Rehoboam is no chess prodigy, merely a lucky player whose occasional games of strategy against disinterested brothers and too-busy parents had granted him only a smattering of skill to leverage against the beast before him. It would not matter if he focused on the game itself - on the giving and taking of pawns and knights and bishops - he would lose anyway. But it wasn't about winning, not yet.
First, it was about knowing how to lose. Rehoboam had watched his father win and lose games of skill in equal measure throughout his childhood. Had seen how he handled his emotions before and after, and tempered both until they blended smoothly together. What he had learned was that of the two, losing was harder, and how you lost would color their impression of how you won. It did not matter if Rehoboam lost now. He wasn't trying to win yet.

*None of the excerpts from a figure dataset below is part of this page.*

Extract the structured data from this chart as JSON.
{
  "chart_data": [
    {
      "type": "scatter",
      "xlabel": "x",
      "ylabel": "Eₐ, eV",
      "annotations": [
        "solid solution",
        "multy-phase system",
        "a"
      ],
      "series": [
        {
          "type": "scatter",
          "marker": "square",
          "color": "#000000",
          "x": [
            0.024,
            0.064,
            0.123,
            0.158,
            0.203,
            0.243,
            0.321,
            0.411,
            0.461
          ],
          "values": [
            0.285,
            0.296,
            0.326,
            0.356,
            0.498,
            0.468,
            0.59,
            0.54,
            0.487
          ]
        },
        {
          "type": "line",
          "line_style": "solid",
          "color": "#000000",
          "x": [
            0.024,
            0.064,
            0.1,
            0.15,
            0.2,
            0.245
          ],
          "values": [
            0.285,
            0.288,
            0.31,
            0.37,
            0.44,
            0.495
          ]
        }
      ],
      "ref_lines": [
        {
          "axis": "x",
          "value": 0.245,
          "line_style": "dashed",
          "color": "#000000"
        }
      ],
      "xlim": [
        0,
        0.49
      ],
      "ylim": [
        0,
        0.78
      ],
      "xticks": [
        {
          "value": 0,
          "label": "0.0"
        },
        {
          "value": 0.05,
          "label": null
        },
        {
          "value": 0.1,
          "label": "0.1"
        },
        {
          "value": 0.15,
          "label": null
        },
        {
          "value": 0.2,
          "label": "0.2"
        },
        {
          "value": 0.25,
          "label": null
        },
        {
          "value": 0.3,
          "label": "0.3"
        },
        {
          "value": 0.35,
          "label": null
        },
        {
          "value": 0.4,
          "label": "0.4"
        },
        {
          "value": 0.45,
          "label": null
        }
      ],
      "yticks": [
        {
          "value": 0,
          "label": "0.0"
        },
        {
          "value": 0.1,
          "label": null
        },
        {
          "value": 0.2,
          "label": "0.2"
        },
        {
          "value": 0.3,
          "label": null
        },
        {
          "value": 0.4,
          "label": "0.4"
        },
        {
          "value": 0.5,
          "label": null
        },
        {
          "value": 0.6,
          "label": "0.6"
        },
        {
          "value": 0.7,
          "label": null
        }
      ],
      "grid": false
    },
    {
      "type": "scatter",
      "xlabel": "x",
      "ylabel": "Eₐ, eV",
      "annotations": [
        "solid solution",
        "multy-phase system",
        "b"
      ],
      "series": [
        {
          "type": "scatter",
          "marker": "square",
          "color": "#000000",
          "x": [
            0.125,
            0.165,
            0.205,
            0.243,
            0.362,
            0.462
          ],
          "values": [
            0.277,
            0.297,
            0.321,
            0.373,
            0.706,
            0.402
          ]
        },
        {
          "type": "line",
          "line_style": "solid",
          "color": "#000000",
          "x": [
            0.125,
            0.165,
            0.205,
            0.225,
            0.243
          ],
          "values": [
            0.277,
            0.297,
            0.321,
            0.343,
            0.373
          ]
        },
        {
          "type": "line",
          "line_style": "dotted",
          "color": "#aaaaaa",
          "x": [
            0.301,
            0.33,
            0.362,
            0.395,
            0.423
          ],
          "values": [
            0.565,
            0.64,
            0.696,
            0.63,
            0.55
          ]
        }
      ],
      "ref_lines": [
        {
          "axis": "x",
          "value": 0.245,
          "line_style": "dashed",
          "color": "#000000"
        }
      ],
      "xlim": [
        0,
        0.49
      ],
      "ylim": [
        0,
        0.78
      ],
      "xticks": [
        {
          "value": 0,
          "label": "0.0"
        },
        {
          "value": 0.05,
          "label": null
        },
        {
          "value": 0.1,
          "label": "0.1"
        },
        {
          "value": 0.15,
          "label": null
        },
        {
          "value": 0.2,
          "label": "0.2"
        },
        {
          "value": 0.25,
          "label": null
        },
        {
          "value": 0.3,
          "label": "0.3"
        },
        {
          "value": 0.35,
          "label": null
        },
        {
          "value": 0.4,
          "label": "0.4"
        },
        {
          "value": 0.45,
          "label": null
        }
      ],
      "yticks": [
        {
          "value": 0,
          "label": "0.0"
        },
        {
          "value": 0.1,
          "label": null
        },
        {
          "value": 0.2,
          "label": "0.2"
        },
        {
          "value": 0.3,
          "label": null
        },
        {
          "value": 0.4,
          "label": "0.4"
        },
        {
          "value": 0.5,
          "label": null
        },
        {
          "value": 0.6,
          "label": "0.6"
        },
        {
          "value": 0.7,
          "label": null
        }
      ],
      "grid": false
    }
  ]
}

He wanted to understand first.
Mostly, he wanted to understand himself. He felt… different from his siblings in the Cove. Not in a way that made him feel special or more or better than them, but in a way that made him feel separate somehow. As if they all lived in a different reality from the world in which he walked, one where things like amassing huge herds and being well known were important, rather than trivial. He also wanted to understand the other horses that he spoke to. The ones that just might share in his own understanding of the world. Ones who maybe, someday, would help him understand himself and how he fit in the grand scheme of the world.
He had no idea if Kingbreaker did or did not. So far, the monochrome stallion had managed to subvert every single assumption that Rehoboam had made without ever appearing to try and do so. Keeping up with him was a bit like running a marathon backward while being pursued by wolves. Each step could be his last, and yet what choice did he have but to keep stepping?
I love you, he confirms again, and Rehoboam nods fractionally, the movement accentuating the small wrinkles of concern cobwebbed across his seal-silver brow. He didn't understand how the man could possibly love him, but he had no way of disproving it either. It wasn't as if the boy had much experience with the emotion - giving or receiving - and if he were entirely honest, he could not yet determine if denying the beast's affections would put him in more or less danger. Baiting him with proximity and proffered nicknames seemed risky enough without adding further complication.
Silently, Rehoboam listened as his companion began to speak again. His words seem to be equal parts ransom note and love letter, and in them, Rehoboam reads the warning that lurks beneath the proffered promise. He wonders briefly (trying not to linger on the thought, not now, not in front of him) how it was possible for someone to love him at first sight, but not after delivering him into this world.
There is only the Kingbreaker. His statement leaves Rehoboam's soft mouth twisting in a frown. It lasts only a moment, flickering to life in the same moment that it dies. It sounds like less of a name and more of a title, like Boss, or King, or Marauder, and this insight, when paired with the metaphorical distance in his voice, gives rise to a question that trips out of his mouth. "Should I call you something else?"
Another move made, and moving his hand back away from the pawn, those dark brown eyes upturn to meet the Kingbreaker's again.